The most important aspect of working with HTC systems is that the jobs be self-contained as much as possible, and be able to run on any operating system and use mainstream modules. This is essential since each job may be run on a wide range of HPC environments. Executables that are dynamically linked can work if you request the matching resources by specifying things like acceptable CPU architectures. Statically linked executables will always work. Containers take more effort to set up but are ideal for HTC since all executables, modules, and environmental variables are set within the container. Running on multiple nodes using MPI is possible but difficult usually requiring containers with the MPI connections specified externally.
Using OSG
Users may submit jobs to the OSG queue through their institute’s portal if one exists or through the OSG Connect submission service at the link below. If using the OSG Connect portal you will need to request access and arrange for a short Zoom meeting with one of their support staff. There are links to the OSG Consortium and support documentation at the end of this lesson.

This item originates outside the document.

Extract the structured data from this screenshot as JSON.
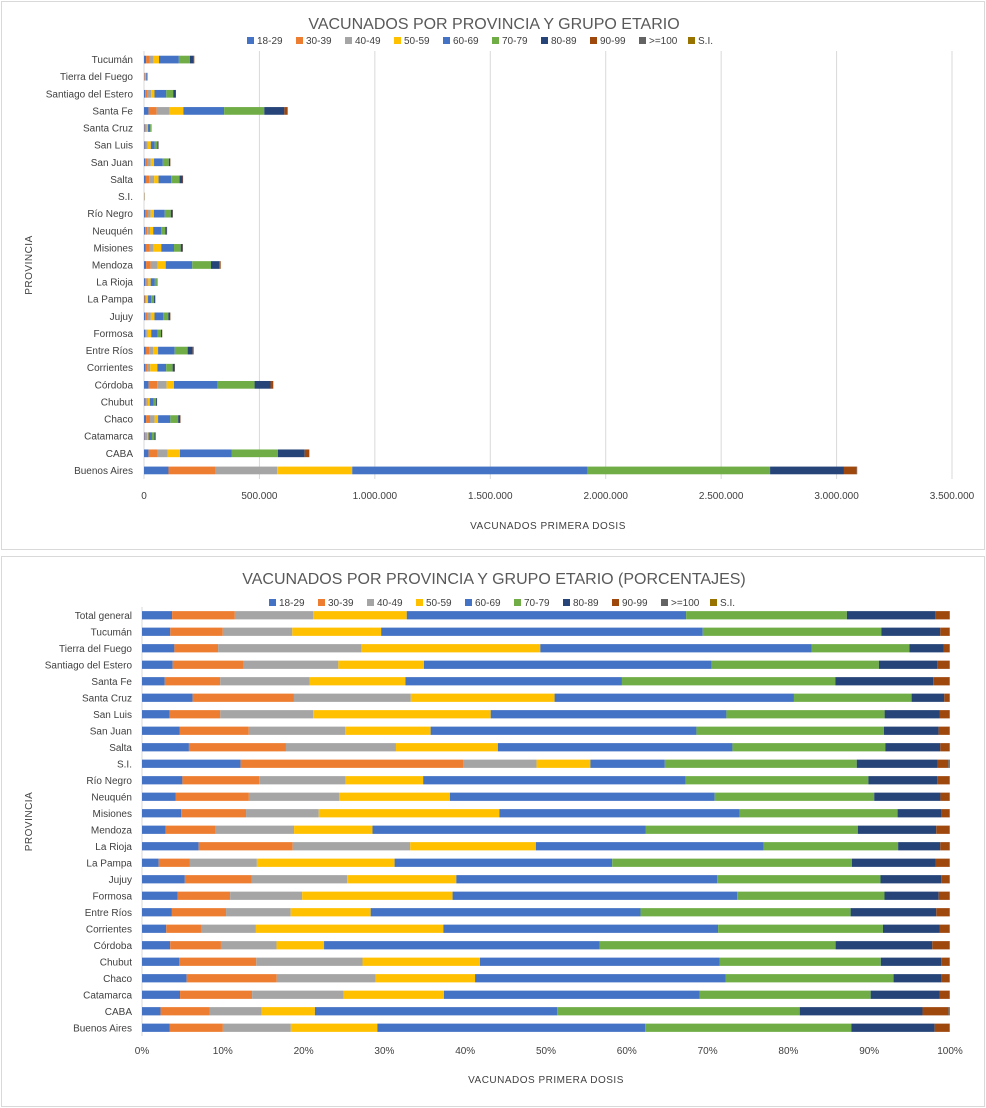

Working with the HTCondor scheduler
Submitting jobs to HTCondor for scheduling on any of the hundreds of remote systems available is similar to using any scheduler, except for the notes above on the job not relying on modules and libraries that may not be available or labeled the same everywhere. Below is an example job script to run the stand-alone executable namd2. Note that the X64_64 CPU architecture is specified. The script requests 1 GB of disk for this job and directs that all files from the directory input_files be transferred along with the job at the start, and all files in output be transferred back at the end. The queue 1 command then specifies the number of these jobs to submit. If multiple jobs are submitted then the environmental variable $(Process) will be used in the script to differentiate each with that being between zero and the number of jobs specified minus one.
BASH
#!/bin/bash -l
output = osg.namd.out
error = osg.namd.error
log = osg.namd.log
# Requested resources
request_cpus = 8
request_memory = 8 GB
request_disk = 1 GB
requirements = Arch == "X86_64" && HAS_MODULES == True
transfer_input_files = input_files/ # Slash means all files in that directory
executable = namd2
arguments = +p8 test.0.namd
transfer_output_files = output
queue 1
Most systems will have support for modules, but the HAS_MODULES == True requirement can mean some systems are not supported. Most systems use RHEL7, so specifying that may also rule out use of RHEL6 and RHEL8 systems. In general, if you use a mainstream operating system and modules then you should be fine. Otherwise you likely will need to use a container.
Once you have the script you can submit, monitor, and control the job using commands like those below.
BASH
> condor_submit htc_job.sh # Submit the condor script to the queue
> condor_q # Check on the status while in the queue
> condor_q netid # Check status of currently running jobs
> condor_q 121763 # Check status of a particular job
> condor_history 121763 # Check status of a job that is completed
> condor_history -long 121763 # Same but report more info
> condor_rm 121763 # Remove the job number specified
> condor_rm daveturner # Remove all jobs for the given username
HTC Outside the U.S.
Need to add info about non-US HTC systems
Optional Homework: Get an OSG account and submit a test job.
If you are in the U.S. and want a big challenge, request an OSG account and try submitting some small jobs.
Summary
High-Throughput Computing is free in the U.S. using the Open Science Grid. It is great for running large numbers of small jobs. Using it for GPU jobs or when large memory or IO is needed is possible but much more challenging. Aside from that it is similar to running jobs using any other scheduler.
Key Points
- Explore the basics of HTC computing.